The most conservative would be to allow a union to contain exactly one unsized variant, just like structs. It could even be required to be the last, though for a union that seems superfluous. Because this would be a change to the core language itself, it probably has the most soundness ramifications, and therefore seems like the most likely to run into roadblocks and stall. But it also seems like this is the option everyone ultimately "wants" to happen in the long term.

2. UniqueRcUninit

UniqueRc is a relatively new and still unfinished API for constructing an Rc. It seems to have been added primarily for creating cyclic reference chains, but it could also be used to construct values in-place. In Discord, @kpreid pointed me towards a private helper type for UniqueRc, called UniqueRcUninit, that was merged only a few days ago. Its purpose is to help with allocating memory for UniqueRc, and then providing some way to initialise it. If this were made public, and we added BoxUninit and UniqueArcUninit, then this could work around the limitations of unions. But as a private type it may not be suitable for a public API without some changes.

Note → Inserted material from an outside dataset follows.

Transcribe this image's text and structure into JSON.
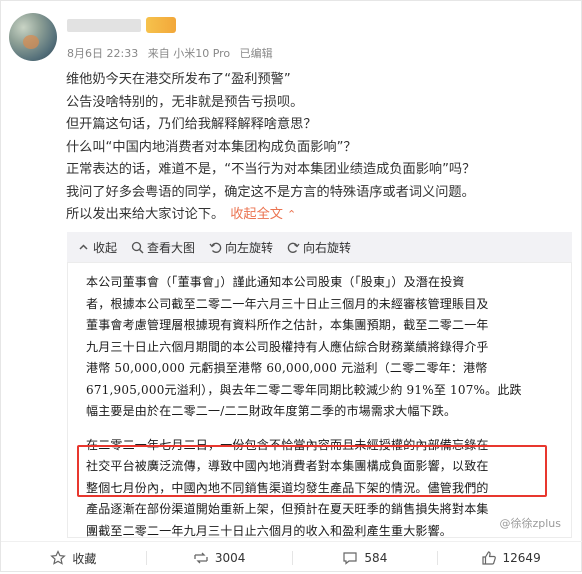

3. New allocation-only constructors

If neither of the above options are feasible, then there is a fallback option, which is to add a completely new API. A possible API was suggested in Discord, with some adjustments by me:

impl<T> Rc<T>
    T: ?Sized + Pointee
    pub fn alloc(metadata: <T as Pointee>::Metadata) -> *mut T;
    pub unsafe fn dealloc(ptr: *mut T);

These functions would also be added to Box and Arc. Essentially, these functions would do the same with a manual raw pointer that UniqueRcUninit does as a custom type:

  • The alloc constructor would allocate memory, and then return a raw pointer to the T within the allocation. This would be the same pointer that's returned by the into_raw method of these three types, but can be obtained without first obtaining a Box/Rc/Arc with an initialised T. The user would then use this pointer to initialise the T, and then call from_raw to create the final container.
  • The dealloc function is needed in case construction of the T fails in some way, and the memory needs to be freed without ever initialising the memory and creating the container type.

Do you think any of these ideas is worth investigating further and turning into an RFC?

1 Like

To me, it seems like unsized unions would be the best option here. However, you would still need some way to allocate a UniqueRc<MaybeUninit<[T]>>. This would essentially mean copying the basic MaybeUninit APIs (uninit, write, etc) to all of those containers.

1 Like

Once you have the UniqueRc<MaybeUninit<[T]>>, you can deref to get a &mut MaybeUninit<[T]> for purposes of initializing it. So, the only operations needed per container would be the initial and final ones:

  • Allocate Container<MaybeUninit<T>>.
  • Transform Container<MaybeUninit<T>> to Container<T>.